During April 1945, the U.S. Navy began to experiment on visual illusions as experienced by nighttime aviators in an effort to better understand and explain the phenomenon. Flight psychologist Dr. Edgar Vinacke summarized the need for a cohesive and systematic approach to the study of aviators’ vertigo, stating that pilots often had only a vague understanding of their own feelings and that a great deal of the peril was due to the lack of information about phenomena of disorientation.
Many of these sightings were reported by the 415th Night-Fighter Squadron, with historian Richard Ziebart hearing directly from the crew members. Although the pilots were professional in their reporting, they still found the sightings unnerving.
The airmen didn’t believe the lights were hallucinations caused by battle fatigue, and due to the fact that they caused no damage, they doubted they came from remote-controlled German secret weapons. St. Elmo’s fire, a discharge of light from sharp objects in electrical fields, was also considered unlikely due to the extreme maneuverability of the foo fighters.

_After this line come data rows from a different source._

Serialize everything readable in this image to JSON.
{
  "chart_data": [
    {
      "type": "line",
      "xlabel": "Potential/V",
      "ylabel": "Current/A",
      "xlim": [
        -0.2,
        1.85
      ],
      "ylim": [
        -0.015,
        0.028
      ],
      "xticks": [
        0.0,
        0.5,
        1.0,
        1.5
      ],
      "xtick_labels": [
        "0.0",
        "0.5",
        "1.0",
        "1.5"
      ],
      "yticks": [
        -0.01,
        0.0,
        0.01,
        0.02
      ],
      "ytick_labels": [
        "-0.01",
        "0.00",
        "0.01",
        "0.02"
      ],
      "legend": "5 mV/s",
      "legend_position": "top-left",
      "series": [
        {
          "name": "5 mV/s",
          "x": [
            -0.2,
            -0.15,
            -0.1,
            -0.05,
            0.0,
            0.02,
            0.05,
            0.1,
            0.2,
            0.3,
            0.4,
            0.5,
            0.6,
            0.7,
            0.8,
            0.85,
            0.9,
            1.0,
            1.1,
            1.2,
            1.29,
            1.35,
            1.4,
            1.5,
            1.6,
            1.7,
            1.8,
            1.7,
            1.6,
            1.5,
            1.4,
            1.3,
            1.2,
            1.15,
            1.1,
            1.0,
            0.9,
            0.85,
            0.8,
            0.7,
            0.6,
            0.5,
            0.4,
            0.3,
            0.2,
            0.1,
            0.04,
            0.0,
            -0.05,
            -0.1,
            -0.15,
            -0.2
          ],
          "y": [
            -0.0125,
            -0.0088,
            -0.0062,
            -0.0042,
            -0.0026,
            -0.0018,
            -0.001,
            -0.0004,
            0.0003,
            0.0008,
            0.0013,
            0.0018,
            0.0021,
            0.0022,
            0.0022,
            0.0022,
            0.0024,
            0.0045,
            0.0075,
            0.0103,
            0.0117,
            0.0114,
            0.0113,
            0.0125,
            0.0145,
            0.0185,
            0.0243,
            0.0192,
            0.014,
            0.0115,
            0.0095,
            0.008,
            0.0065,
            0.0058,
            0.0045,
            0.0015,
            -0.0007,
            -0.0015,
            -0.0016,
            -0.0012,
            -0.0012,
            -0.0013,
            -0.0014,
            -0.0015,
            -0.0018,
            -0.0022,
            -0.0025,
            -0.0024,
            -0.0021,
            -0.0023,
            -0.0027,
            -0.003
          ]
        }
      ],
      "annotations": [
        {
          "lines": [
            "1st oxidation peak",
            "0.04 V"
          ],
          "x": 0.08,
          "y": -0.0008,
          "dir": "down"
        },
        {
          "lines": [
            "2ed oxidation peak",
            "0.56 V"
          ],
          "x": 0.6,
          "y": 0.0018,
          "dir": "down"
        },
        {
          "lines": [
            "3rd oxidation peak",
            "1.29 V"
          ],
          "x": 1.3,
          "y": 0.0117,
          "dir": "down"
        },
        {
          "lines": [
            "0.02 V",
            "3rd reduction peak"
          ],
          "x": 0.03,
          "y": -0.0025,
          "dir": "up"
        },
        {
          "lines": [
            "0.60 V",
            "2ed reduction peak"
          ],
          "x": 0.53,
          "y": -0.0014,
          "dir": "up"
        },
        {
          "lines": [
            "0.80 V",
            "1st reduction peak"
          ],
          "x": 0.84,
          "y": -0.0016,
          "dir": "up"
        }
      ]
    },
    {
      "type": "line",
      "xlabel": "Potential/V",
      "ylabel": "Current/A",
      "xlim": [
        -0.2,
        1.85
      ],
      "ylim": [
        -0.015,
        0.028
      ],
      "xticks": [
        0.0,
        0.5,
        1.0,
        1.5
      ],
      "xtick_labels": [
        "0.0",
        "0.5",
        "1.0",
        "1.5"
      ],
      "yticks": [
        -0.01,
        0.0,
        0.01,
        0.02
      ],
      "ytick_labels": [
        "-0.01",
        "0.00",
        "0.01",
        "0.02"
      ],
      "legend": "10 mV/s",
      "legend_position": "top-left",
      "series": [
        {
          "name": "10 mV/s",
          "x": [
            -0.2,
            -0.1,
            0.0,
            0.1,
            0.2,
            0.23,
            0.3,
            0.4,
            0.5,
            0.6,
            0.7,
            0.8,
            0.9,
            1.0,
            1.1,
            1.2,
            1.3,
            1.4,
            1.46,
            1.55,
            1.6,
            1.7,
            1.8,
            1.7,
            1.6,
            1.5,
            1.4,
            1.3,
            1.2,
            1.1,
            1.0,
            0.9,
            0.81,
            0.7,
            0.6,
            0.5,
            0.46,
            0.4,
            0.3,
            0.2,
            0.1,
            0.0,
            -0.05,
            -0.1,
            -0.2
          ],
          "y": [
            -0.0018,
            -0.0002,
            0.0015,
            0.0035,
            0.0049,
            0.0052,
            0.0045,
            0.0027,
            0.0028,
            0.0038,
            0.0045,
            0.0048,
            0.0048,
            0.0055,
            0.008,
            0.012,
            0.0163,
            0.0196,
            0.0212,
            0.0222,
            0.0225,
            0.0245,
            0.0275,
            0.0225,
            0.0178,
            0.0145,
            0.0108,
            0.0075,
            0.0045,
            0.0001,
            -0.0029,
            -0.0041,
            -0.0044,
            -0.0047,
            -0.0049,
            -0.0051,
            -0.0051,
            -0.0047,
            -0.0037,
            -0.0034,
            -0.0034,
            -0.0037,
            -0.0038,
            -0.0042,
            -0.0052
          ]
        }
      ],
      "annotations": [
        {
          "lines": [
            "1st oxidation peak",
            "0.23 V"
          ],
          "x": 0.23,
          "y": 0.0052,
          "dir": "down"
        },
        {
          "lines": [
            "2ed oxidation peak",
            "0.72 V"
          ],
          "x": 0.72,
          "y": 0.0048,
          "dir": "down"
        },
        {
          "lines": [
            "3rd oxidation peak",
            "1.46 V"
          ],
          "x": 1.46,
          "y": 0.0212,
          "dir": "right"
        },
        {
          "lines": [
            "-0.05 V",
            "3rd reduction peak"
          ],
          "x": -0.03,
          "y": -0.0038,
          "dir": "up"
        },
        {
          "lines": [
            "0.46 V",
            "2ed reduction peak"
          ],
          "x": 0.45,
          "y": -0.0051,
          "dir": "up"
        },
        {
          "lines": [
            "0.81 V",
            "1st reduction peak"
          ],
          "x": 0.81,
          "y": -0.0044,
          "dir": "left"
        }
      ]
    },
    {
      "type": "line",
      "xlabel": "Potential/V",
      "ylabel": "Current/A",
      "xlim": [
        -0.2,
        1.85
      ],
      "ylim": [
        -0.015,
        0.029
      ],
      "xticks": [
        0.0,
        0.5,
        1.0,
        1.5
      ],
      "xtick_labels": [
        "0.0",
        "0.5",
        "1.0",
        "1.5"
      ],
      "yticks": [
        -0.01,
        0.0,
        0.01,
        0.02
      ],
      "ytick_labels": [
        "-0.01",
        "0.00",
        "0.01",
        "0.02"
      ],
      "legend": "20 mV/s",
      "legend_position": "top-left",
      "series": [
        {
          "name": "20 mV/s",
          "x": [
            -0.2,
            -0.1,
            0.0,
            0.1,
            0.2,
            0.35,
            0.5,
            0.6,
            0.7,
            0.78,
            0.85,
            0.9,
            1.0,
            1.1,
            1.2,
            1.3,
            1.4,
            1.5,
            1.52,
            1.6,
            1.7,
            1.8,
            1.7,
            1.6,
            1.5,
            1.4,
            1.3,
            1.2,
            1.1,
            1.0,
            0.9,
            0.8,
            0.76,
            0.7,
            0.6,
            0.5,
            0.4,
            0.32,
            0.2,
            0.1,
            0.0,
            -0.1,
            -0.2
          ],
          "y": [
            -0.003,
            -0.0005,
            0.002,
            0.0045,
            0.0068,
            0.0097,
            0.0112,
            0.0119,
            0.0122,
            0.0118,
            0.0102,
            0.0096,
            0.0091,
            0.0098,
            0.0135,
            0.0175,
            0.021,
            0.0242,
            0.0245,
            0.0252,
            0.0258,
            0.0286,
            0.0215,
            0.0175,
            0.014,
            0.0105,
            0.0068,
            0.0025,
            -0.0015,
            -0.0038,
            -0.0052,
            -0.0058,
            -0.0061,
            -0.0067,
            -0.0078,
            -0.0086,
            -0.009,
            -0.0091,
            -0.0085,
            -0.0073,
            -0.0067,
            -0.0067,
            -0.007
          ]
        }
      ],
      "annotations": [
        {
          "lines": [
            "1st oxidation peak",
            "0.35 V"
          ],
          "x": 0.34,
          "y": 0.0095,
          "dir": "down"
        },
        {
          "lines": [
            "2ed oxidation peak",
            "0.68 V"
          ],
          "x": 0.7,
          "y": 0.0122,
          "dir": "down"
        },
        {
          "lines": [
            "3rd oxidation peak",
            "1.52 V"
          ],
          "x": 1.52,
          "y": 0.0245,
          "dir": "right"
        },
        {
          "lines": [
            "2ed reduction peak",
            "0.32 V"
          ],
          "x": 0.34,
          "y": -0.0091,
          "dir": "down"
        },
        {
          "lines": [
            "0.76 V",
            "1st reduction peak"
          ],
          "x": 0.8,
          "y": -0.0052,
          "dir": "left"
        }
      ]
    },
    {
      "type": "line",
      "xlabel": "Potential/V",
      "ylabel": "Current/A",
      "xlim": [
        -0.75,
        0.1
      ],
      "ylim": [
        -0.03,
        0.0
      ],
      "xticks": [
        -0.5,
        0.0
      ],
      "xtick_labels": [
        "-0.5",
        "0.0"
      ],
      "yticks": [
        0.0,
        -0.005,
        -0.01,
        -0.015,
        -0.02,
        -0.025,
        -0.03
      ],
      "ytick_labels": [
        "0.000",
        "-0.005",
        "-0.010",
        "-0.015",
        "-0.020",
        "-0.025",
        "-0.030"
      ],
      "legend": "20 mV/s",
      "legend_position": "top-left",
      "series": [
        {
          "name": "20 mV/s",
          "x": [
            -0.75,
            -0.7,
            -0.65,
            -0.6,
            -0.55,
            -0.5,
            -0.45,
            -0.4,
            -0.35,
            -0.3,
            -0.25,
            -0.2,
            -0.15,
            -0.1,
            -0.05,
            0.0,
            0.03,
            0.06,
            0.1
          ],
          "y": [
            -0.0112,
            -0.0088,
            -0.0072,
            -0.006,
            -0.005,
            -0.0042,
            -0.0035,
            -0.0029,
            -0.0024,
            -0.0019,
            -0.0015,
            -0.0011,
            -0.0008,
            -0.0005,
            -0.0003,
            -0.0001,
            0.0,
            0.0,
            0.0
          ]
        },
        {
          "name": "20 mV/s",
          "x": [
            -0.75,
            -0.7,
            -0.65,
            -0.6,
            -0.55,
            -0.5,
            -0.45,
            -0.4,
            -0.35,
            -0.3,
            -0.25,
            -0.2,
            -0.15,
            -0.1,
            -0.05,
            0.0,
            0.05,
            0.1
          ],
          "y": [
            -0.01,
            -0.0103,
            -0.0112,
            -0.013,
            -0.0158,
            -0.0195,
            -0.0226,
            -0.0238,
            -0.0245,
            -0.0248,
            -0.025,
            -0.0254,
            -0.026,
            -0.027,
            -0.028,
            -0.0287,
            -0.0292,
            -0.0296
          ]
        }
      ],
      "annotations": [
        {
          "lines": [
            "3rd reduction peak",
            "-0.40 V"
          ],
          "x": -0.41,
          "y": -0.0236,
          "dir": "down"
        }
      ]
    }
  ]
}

Ziebart, the historian, can not offer an explanation either. He believes the reason why the foo fighters were not picked up by radar was due to their lack of physical form. Radar requires a solid object. If there was any hostile presence, the pilots would have definitely been able to detect it.
In conclusion, the mystery of the Foo Fighters remains unsolved to this day, with various explanations ranging from secret weapons to natural phenomena being put forward. Despite the efforts of the military and scientific communities to provide a definitive explanation, the Foo Fighters remain one of the most intriguing and unexplained phenomena of World War II.